Até hoje não ficou esclarecido totalmente o que aconteceu com a Ernestina (nome fictício para não atrair suspeitas sobre essa pequena peça de ficção). O fato é que o tempo não ajudou a desvendar as razões de sua atitude.

Tudo parecia bem em sua vida e ela própria fazia questão de mostrar seu rosto público com ares de honestidade. Se pintava de boa moça, fazia os deveres de casa, cuidando do pais a quem obedecia com vivo amor. Seus maiores presentes eram os elogios que recebia. “Não é fácil ser jovem, bonita, inteligente, desejada, educada e, acima de tudo, humildes como sou”, pensava ela.

Talvez o problema esteja justamente na má imagem que fazia de si mesma. Ernestina se julgava humilde quando, na verdade, por todos os poros de seu corpo transpirava o orgulho. O orgulho era alimentado pelos elogios que nossa heroína amava.

As relações humanas são construídas com pequenas competições. Não é por acaso que as pessoas se arrumam para sair. Os detalhes do brinco, a escolha do batom, a cor da roupa combinando com a tez da pele de Ernestina eram cuidadosamente escolhidos afim de causar a boa impressão de sempre.

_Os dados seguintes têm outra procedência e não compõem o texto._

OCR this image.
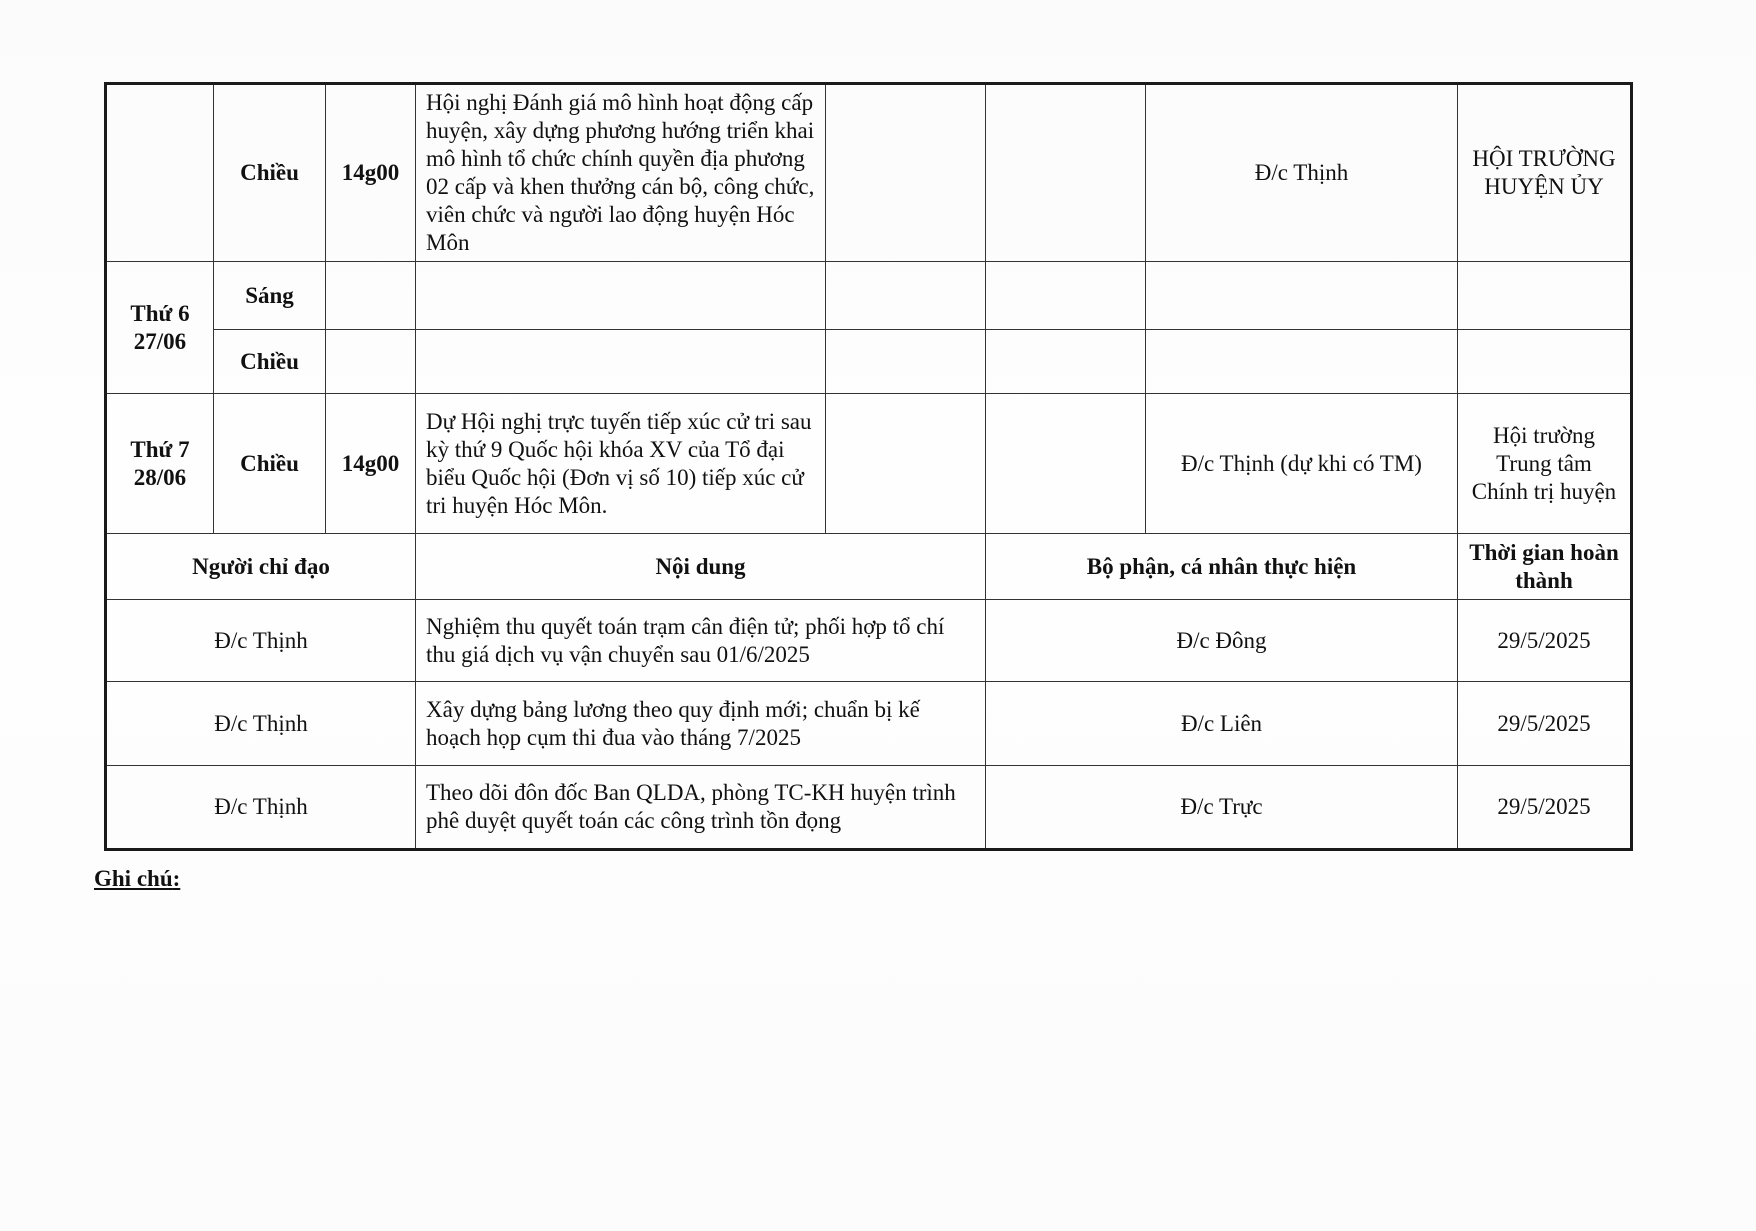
	Chiều	14g00	Hội nghị Đánh giá mô hình hoạt động cấp huyện, xây dựng phương hướng triển khai mô hình tổ chức chính quyền địa phương 02 cấp và khen thưởng cán bộ, công chức, viên chức và người lao động huyện Hóc Môn			Đ/c Thịnh	HỘI TRƯỜNG HUYỆN ỦY
Thứ 6 27/06	Sáng						
	Chiều						
Thứ 7 28/06	Chiều	14g00	Dự Hội nghị trực tuyến tiếp xúc cử tri sau kỳ thứ 9 Quốc hội khóa XV của Tổ đại biểu Quốc hội (Đơn vị số 10) tiếp xúc cử tri huyện Hóc Môn.			Đ/c Thịnh (dự khi có TM)	Hội trường Trung tâm Chính trị huyện
Người chỉ đạo			Nội dung		Bộ phận, cá nhân thực hiện		Thời gian hoàn thành
Đ/c Thịnh			Nghiệm thu quyết toán trạm cân điện tử; phối hợp tổ chí thu giá dịch vụ vận chuyển sau 01/6/2025		Đ/c Đông		29/5/2025
Đ/c Thịnh			Xây dựng bảng lương theo quy định mới; chuẩn bị kế hoạch họp cụm thi đua vào tháng 7/2025		Đ/c Liên		29/5/2025
Đ/c Thịnh			Theo dõi đôn đốc Ban QLDA, phòng TC-KH huyện trình phê duyệt quyết toán các công trình tồn đọng		Đ/c Trực		29/5/2025
Ghi chú:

Numa tarde suarenta qualquer, seguia ela para o ensaio de canto. Mais uma vez mostraria a beleza de sua voz que combinava tão bem com a beleza do resto de sua pessoa. Tomada de surpresa, viu que havia gente nova no grupo, inclusive o padre, que se não era muito novo, mas era jovem bastante para incendiar suspiros. Ele não tinha culpa de carregar consigo a simpatia que carregava. Anos de seminário ensinam muitas coisas. Seu objetivo era apenas catequizar e conquistar almas, de preferência para Jesus.

Naquele dia, Ernestina voltou para casa mais contente do que de costume. Seus pais notaram isso, mas nada disseram. Na cama, de noite, o casal se olhou e sentiu no olhar que a filha estava amando.

Os dias alegres começaram a murchar. Ernestina passou da quase euforia para a tristeza e, depois, para a melancolia. O estado de melancolia é propício para pensar. Foi pensando que nossa personagem percebeu a atmosfera competitiva em que se encontrava. Era um mundo no qual não bastava a oração. A fé religiosa nem sempre tinha a mesma força que o desejo de admirar e, principalmente, ser admirada.

Era quase final de ano, festejos vários. Ao pedir a bênçãos aos pais, Ernestina comunicou-lhe o desejo de estudar em outra cidade. Sim, não poderia mais continuar apenas com o ensino médio em um mundo tão competitivo como o de seu tempo. Sua cidadezinha não tinha curso superior e, por isso, era quase inevitável ir morar na capital.

Os pais de Ernestina não tinham muito dinheiro, mas ao comentarem com um dos vizinhos o desejo da filha ouviram um comentário que de tão sincero tornou-se quase uma ofensa: “E ela lá tem condições de estudar, o lugar dela é ser boa mãe, no futuro. Mulher prendada como ela serve para isso só, não é não? ” De fato, não era comum naquele tempo a moça tornar-se doutora.

Esforços foram feitos e Ernestina seguiu para a grande cidade, assim, de repente.

Por certo tempo as pessoas da cidadezinha especularam sobre as razões de sua mudança. As especulações descambam logo para a maledicência. Não faltou quem afirmasse que ela estava esperando um filho, sabe lá de que pai. E quem sabe até teria ido trabalhar em algum prostíbulo na capital.

Prof. Dr. Ivanor Luiz Guarnieri (UNIR)

Todo comentário maldoso tem uma boa dose de inveja. As coisas pioraram quando ela voltou já formada e com bom emprego. Pior ainda, dirigindo seu próprio carro. Ela continuava fazendo questão de exibir o próprio sucesso, atraindo ainda mais falatórios de gente ressentida com o sucesso alheio. Donde se conclui que não basta ser bonita, educada, cobiçada e inteligente, é preciso afastar o orgulho e se mostrar humilde. O sucesso é tolerado quando seu dono se mostra humilde. O sucesso é quase imperdoável se exibido com orgulho.

Quanto às razões de ter decidido estudar na capital, até hoje não estão muito claras. Seria amor próprio?